Section 92 of the Indian Evidence Act, 1872 directs exclusion of evidence or oral agreement as to the terms of any contract. But, under the first proviso to Section 92 any fact that may invalidate any document, such as fraud, intimidation, illegality, want of due execution can be led into evidence. It permits the plaintiff to assert that the document was never intended to be acted upon and the document is a sham. But, such question arises only when one party asserts that there has been a different transaction altogether than what is recorded in the document. Oral evidence is admissible in law for that purpose. [See: Placido Francisco Pinto
v. Jose Francisco Pinto, 2021 SCC OnLine SC 842. Referred: Smt. Gangabai v. Smt. Chhabubai (1982) 1 SCC 4, and Roop Kumar v. Mohan Thedani, (2003) 6 SCC 595].

Section 92 of the Evidence Act reads as under:

  • “92. Exclusion of evidence or oral agreement. – When the terms of any such contract, grant or other disposition of property, or any matter required by law to be reduced to the form of a document, have been proved according to the last section, no evidence of any oral agreement or statement shall be admitted, as between the parties to any such instrument or their representatives in interest, for the purpose of contradicting, varying, adding to, or subtracting from, its terms:
  • Proviso (1).—Any fact may be proved which would invalidate any document, or which would entitle any person to any decree or order relating thereto; such as fraud, intimidation, illegality, want of due execution, want of capacity in any contracting party, want or failure of consideration, or mistake in fact or law.”

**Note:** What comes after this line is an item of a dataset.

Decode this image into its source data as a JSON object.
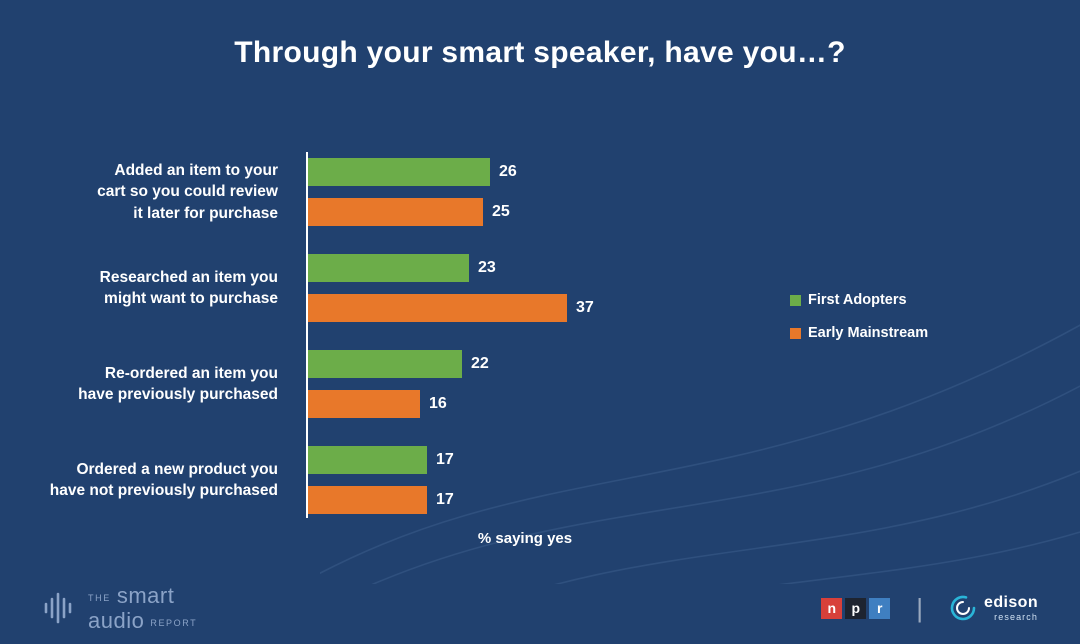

In Roop Kumar it is held as follows:

  • “22. This Court in Gangabai v. Chhabubai [(1982) 1 SCC 4 : AIR 1982 SC 20] and Ishwar Dass Jain v. Sohan Lal [(2000) 1 SCC 434 : AIR 2000 SC 426] with reference to Section 92(1) held that it is permissible to a party to a deed to contend that the deed was not intended to be acted upon, but was only a sham document. The bar arises only when the document is relied upon and its terms are sought to be varied and contradicted. Oral evidence is admissible to show that document executed was never intended to operate as an agreement but that some other agreement altogether, not recorded in the document, was entered into between the parties.”